8

Tutorials demonstrating simple random sampling, first list the full number of population members (i.e., sampling frame) in a column and then assign a random number from $0$ to $1$ from a uniform distribution to each.

Question: BUT WHY (as shown in this tutorials), before getting a sample (e.g., of $n = 40$) from our sampling frame we must "sort" the sampling frame based on the random numbers for each population member? (What role does sorting etc. play?)

Simon Harmel
  • 317
  • 1
  • 7
  • The sampling method is to take the $n$ values with the lowest random numbers. You do not have to use the particular sorting method shown: for example you could use something based on `RANK()` or something based on ` LARGE()` or `SMALL()` – Henry Aug 09 '20 at 20:32
  • The video does shuffle the IDs. Other form of shuffling are possible – Henry Aug 09 '20 at 21:01
  • @Henry, I appreciate it if you could specifically clarify: *why we **sort/order/rank etc.** the sampling frame before being able to pick a random sample?* What role does ***sort/order/rank etc.*** play? – Simon Harmel Aug 09 '20 at 21:12
  • Excel does not have a sample function. But it does have a random number generator.
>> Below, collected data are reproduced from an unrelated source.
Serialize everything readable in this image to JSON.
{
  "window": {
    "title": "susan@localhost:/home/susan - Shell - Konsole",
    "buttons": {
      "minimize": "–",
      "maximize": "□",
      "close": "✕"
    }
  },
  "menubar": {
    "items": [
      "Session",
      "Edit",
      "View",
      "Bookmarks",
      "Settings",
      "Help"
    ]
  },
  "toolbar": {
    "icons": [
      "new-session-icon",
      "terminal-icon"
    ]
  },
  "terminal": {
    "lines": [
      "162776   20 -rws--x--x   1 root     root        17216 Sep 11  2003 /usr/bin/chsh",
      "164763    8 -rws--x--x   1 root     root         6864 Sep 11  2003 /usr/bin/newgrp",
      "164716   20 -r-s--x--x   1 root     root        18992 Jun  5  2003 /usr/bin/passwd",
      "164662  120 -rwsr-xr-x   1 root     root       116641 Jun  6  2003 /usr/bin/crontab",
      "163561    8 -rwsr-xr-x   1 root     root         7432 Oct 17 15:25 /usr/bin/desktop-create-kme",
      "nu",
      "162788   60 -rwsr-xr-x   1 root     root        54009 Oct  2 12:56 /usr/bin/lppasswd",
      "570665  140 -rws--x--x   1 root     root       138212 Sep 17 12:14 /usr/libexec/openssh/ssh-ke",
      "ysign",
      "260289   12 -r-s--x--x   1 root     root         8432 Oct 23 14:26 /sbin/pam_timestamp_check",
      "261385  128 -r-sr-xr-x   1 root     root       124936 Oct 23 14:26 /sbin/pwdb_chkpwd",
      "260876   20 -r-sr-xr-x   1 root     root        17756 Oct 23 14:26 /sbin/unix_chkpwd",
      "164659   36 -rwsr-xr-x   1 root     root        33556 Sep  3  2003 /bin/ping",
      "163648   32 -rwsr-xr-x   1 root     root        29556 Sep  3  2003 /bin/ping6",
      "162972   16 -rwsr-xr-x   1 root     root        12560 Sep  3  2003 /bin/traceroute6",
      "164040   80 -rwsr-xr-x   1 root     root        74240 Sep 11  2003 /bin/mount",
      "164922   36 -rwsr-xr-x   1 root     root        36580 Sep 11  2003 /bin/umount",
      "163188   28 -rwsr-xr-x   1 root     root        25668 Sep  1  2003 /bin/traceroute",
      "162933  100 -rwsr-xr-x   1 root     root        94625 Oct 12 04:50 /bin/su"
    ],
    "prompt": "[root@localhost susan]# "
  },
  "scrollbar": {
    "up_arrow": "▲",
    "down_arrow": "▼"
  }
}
So you can allocate a random number to each value you want to sample from, and then choose those with the smallest (or largest) random numbers as your sample – Henry Aug 09 '20 at 22:18

2 Answers2

12

Sorting a list of objects based on an accompanying set of IID continuous random variables (such as uniform random variables) is equivalent to shuffling those objects into a random order (i.e., by a random permutation). Since the random values are independent continuous random variables, every possible permutation is equally likely, and that is the definition of simple random sampling. This method is used in computer programs that have facilities to create pseudo-random numbers, but do not have an existing sampling function.

Ben
  • 91,027
  • 3
  • 150
  • 376
  • 1
    This was what I was looking for thanks! – Simon Harmel Aug 09 '20 at 22:31
  • BTW, could we instead of generating our random number from a `uniform(0,1)`, generate our random number from `uniform(3,9)`? – Simon Harmel Aug 09 '20 at 22:41
  • 3
    You can use *any* continuous distribution --- the sorting properties are the same (see [this related question](https://stats.stackexchange.com/questions/350923/)). – Ben Aug 09 '20 at 23:06
  • (One slight complication to this is that computer PRNGs never generate perfectly continuous random variables, since there is a limit to the number of digits for the generated number. So technically there is a possibility of ties, but this hardly ever happens.) – Ben Aug 10 '20 at 22:34
  • Let me answer that question with a [link](https://stats.stackexchange.com/search?q=user%3A173082+%5Br%5D). ; ) – Ben Aug 10 '20 at 22:38
  • Oh Awesome! Well, I know you're a stat. math guy! Is [this](https://stats.stackexchange.com/questions/482256/obtaining-standard-error-of-an-estimate-knowing-its-likelihood-function-in-r) something you might know about? – Simon Harmel Aug 10 '20 at 22:43
2

It should be emphasized that you don't need to sort in order to sample. The method given in the tutorial works, but it is extremely inefficient. It basically does $\Theta(n \log n)$ operations for what can be done in $\Theta(1)$.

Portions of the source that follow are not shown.